As the bacteria in the culture is as important, if not more so, than any wild yeast you may have attracted, the key is having an environment which will hold at about 100F for several hours. Happily, my oven's "bread proof" setting will do this. You can also use a dehydrator, crock pot, heating pad, etc. I have used a dehydrator with success, although you need a thermometer to check the temperature, as it may not match the dial. Susan Brown has lots of suggestions on her excellent website. All of the times given below can vary enormously. You have to keep an eye on it. Luckily, it is hard to go "too long" - it is more forgiving than rising yeast dough.
Step 1: Mix 3 T cornmeal (any kind), 1 T flour (any kind), 1/8 t baking soda, and 1/2 c milk (any kind - I used almond milk). The milk should be scalded first and cooled to lukewarm. Put this in a covered mason jar and set it in your warm place for 8-10 hours (overnight).
Step 2: The starter should be frothy and have a funky smell. If you are in any doubt, something went wrong. Seriously. Pour the starter into a bowl and add 2 c lukewarm water, and 1 1/2 c bread flour. Whisk together. Don't worry about lumps. Cover, and put it back in the warm place for 2-3 hours. It should look like the photo above.

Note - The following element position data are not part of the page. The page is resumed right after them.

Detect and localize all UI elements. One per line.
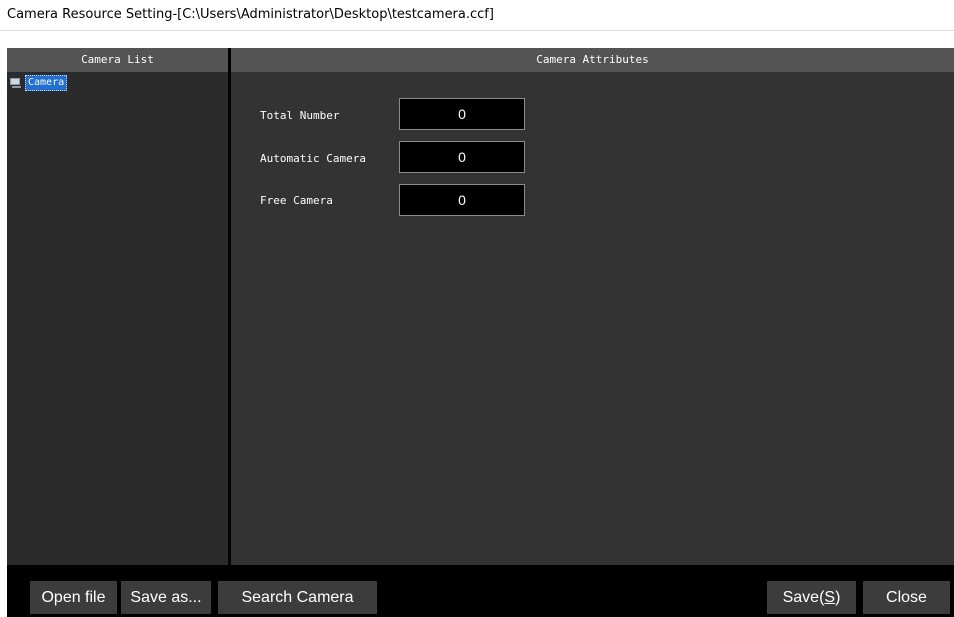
open-file-button[interactable]: Open file <box>30 581 117 614</box>
save-as-button[interactable]: Save as... <box>121 581 211 614</box>
search-camera-button[interactable]: Search Camera <box>218 581 377 614</box>
tree-item-camera[interactable]: Camera <box>9 75 68 91</box>
total-number-label: Total Number <box>260 109 340 122</box>
camera-list-tree[interactable]: Camera <box>7 72 228 565</box>
save-button-label: Save( <box>782 589 825 606</box>
save-button[interactable]: Save(S) <box>767 581 856 614</box>
total-number-field[interactable]: 0 <box>399 98 525 130</box>
free-camera-field[interactable]: 0 <box>399 184 525 216</box>
close-button[interactable]: Close <box>863 581 950 614</box>
automatic-camera-field[interactable]: 0 <box>399 141 525 173</box>
camera-attributes-panel: Total Number 0 Automatic Camera 0 Free C… <box>231 72 954 565</box>
main-window-client: Camera List Camera Attributes Camera Tot… <box>7 48 954 617</box>
free-camera-label: Free Camera <box>260 194 333 207</box>
camera-attributes-header: Camera Attributes <box>231 48 954 72</box>
automatic-camera-label: Automatic Camera <box>260 152 366 165</box>
camera-group-icon <box>9 77 23 89</box>
tree-item-label: Camera <box>25 75 68 91</box>
camera-list-header: Camera List <box>7 48 228 72</box>
save-mnemonic: S <box>824 589 836 606</box>
window-title: Camera Resource Setting-[C:\Users\Admini… <box>0 0 954 31</box>
save-button-suffix: ) <box>835 589 841 606</box>
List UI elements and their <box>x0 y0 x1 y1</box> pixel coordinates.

Step 3: Add 4 c lukewarm water, and enough bread flour to make a soft, somewhat sticky dough (usually around 10-12 cups). I usually add 4 t salt, 2 T sugar, and 1/4 c canola oil, but none of those are necessary. Turn out on a floured counter, and knead for just a couple of minutes. Traditional wisdom says not to knead it very much. I'm not sure of the reasons, but I have always followed this advice with good results. Divide into four loaves, place in greased pans, brush the tops with oil, cover, and put back in the warm place. In 2-6 hours, the bread will have risen to the top of the pans. It will have a flat top - not rounded like most yeast bread. WARNING: Do NOT taste the raw batter. The bacteria can give you food poisoning. (If you want to make some of the dough into rolls, a muffin tin works well.)
Step 4:Bake at 300F for about 30-45 minutes (or 15-20 minutes for rolls). Turn out on racks and cool. These directions reflect my own experience and tweaking. However, I owe a lot to the advice and recipes on Susan Brown's site - definitely consult it for more detailed guidance, great videos, and trouble-shooting. Slice thin, toast, apply Vegenaise and sliced tomato. Enjoy a much too rare treat from the past!